À la fin de la discussion, la majorité des étudiants ont convenu que l’alunissage était beaucoup moins complexe.

Où cela nous laisse-t-il ?

L’un des étudiants a demandé : « Pendant combien de temps pesons-nous le pour et le contre et discutons-nous du montant à investir et où ? Combien de temps une idée rumine-t-elle dans un groupe de réflexion avant qu’elle ne devienne pertinente pour les personnes mêmes qu’elle vise à aider ? »

Nous refusons d’accepter un scénario politique dans lequel les décisions d’investissement sont fondées sur des suppositions, des intuitions, des caprices politiques ou des opinions. De nouveaux ensembles de données et de nouvelles approches analytiques devraient apporter plus de précision, et ces efforts pourraient potentiellement avoir un impact digne d’un prix Nobel de médecine ou d’économie.

Malgré la lenteur des progrès, nous posons plus souvent la question de l’équilibre optimal des investissements, et des réponses commencent à émerger. De nouvelles disciplines s’attaquent au problème du point de vue de la science des systèmes. Bobby Milstein et ses collègues, par exemple, ont demandé « Quelles priorités en matière de santé et de bien-être ressortent après avoir pris en compte les menaces et les coûts enchevêtrés ? » et a constaté que « la réduction de la pauvreté et le soutien social étaient les interventions les mieux classées pour tous les résultats dans tous les comtés.
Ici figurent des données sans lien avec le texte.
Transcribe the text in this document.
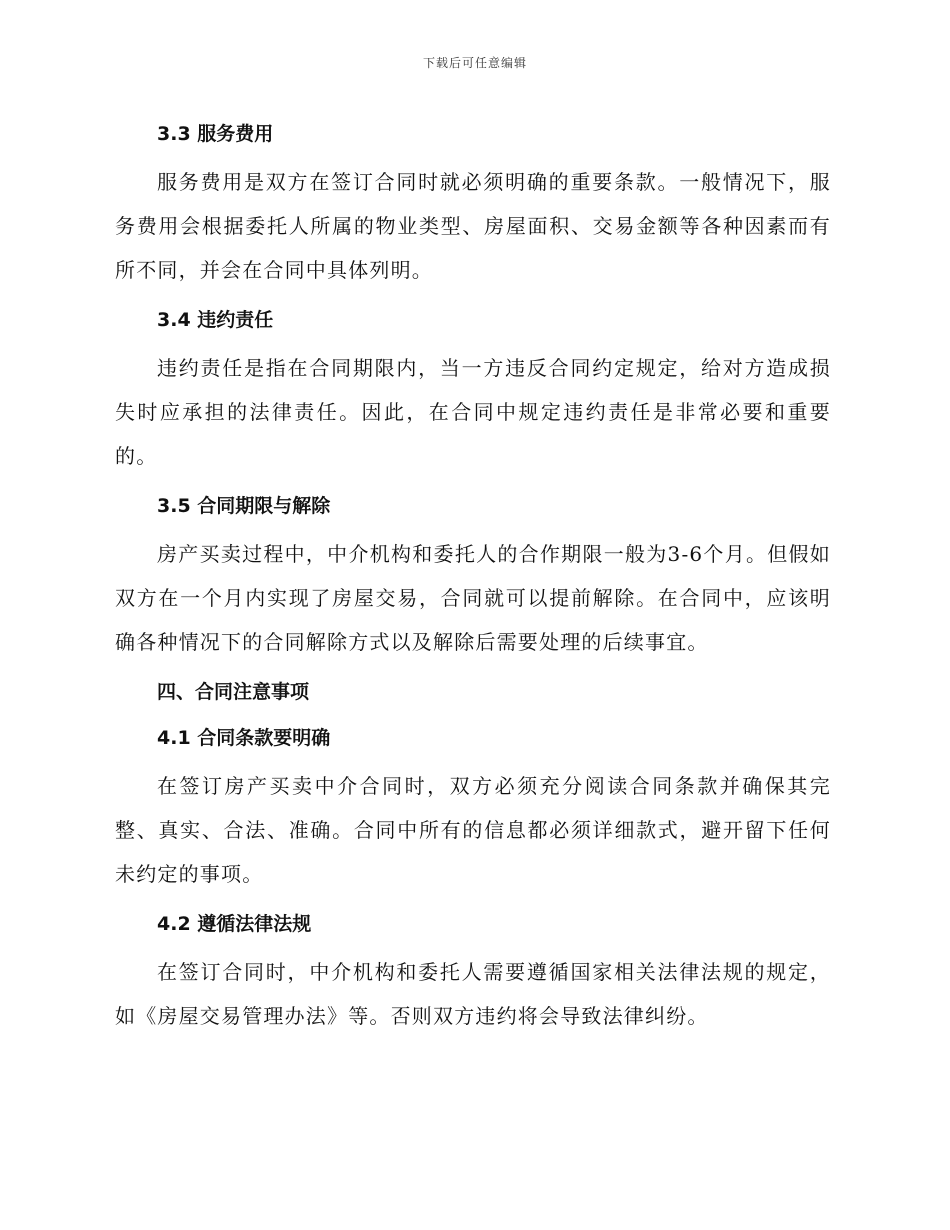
下载后可任意编辑
3.3 服务费用

服务费用是双方在签订合同时就必须明确的重要条款。一般情况下，服务费用会根据委托人所属的物业类型、房屋面积、交易金额等各种因素而有所不同，并会在合同中具体列明。

3.4 违约责任

违约责任是指在合同期限内，当一方违反合同约定规定，给对方造成损失时应承担的法律责任。因此，在合同中规定违约责任是非常必要和重要的。

3.5 合同期限与解除

房产买卖过程中，中介机构和委托人的合作期限一般为3-6个月。但假如双方在一个月内实现了房屋交易，合同就可以提前解除。在合同中，应该明确各种情况下的合同解除方式以及解除后需要处理的后续事宜。

四、合同注意事项
4.1 合同条款要明确

在签订房产买卖中介合同时，双方必须充分阅读合同条款并确保其完整、真实、合法、准确。合同中所有的信息都必须详细款式，避开留下任何未约定的事项。

4.2 遵循法律法规

在签订合同时，中介机构和委托人需要遵循国家相关法律法规的规定，如《房屋交易管理办法》等。否则双方违约将会导致法律纠纷。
Les interventions touchant le tabagisme, la toxicomanie, les soins de routine, l’assurance maladie, les crimes violents et l’éducation des jeunes ont également contribué de manière importante à certains résultats.

Après ce cours, nous avons contacté Gregory Stoddart et l’avons invité à se joindre à nous pour écrire cette pièce. Il a refusé, invoquant sa retraite satisfaisante de l’Université McMaster, mais a envoyé ce message électronique : « Bien que, comme vous le savez, je pense que l’équation fantastique peut être insoluble, cela ne signifie pas que nous ne savons pas dans quelles directions réaffecter les ressources. Le concept de rendements marginaux peut et doit nous guider ici, même dans des ordres de grandeur approximatifs. Nous n’avons pas besoin de précision pour aider plus de gens à être en bonne santé ou pour être plus équitables.

En d’autres termes, des estimations solides des directions et des ordres de grandeur peuvent être tout aussi importantes pour servir les décideurs que des résultats précis mais non fiables. Dans un contexte de recherche clinique, John Mullahy et ses collègues ont décrit ce défi de la manière suivante : « Si l’investissement considérable dans la transformation de la découverte en santé doit porter ses fruits, il est essentiel de comprendre quand les efforts de recherche aboutissent ou non à une découverte complète. Lorsque la recherche ne parvient pas à aboutir à une découverte complète, le fait qu’elle puisse partiellement identifier des grandeurs d’intérêt doit être célébré, et non déploré.

Cela dit, il reste une étape tout aussi urgente dans la résolution de « l’équation » du fantasme, que ce soit en totalité ou en partie. Il s’agit d’étudier quels types d’informations sur ces relations de cause à effet sont réellement utiles à connaître. Une étape concrète et précieuse dans cette direction consisterait à inciter les décideurs du monde réel à déterminer le type d’informations sur les causes et les effets de la santé de la population qui seraient les plus utiles pour façonner les politiques et les pratiques.

George Box a écrit que « tous les modèles sont faux, mais certains sont utiles ». La tâche à accomplir est de déterminer la volonté des décideurs d’échanger le « juste » contre « l’utile ». Nous supposons que beaucoup toléreront un degré raisonnable d’imprécision. Sachant cela devrait guider utilement la prochaine génération de recherche sur la santé des populations sur l’équation de la fantaisie.

Note de l’auteur

Nous apprécions les contributions des étudiants du cours d’automne 2021 « Introduction à la santé des populations » PHS 795 University of Wisconsin Madison School of Medicine and Public Health.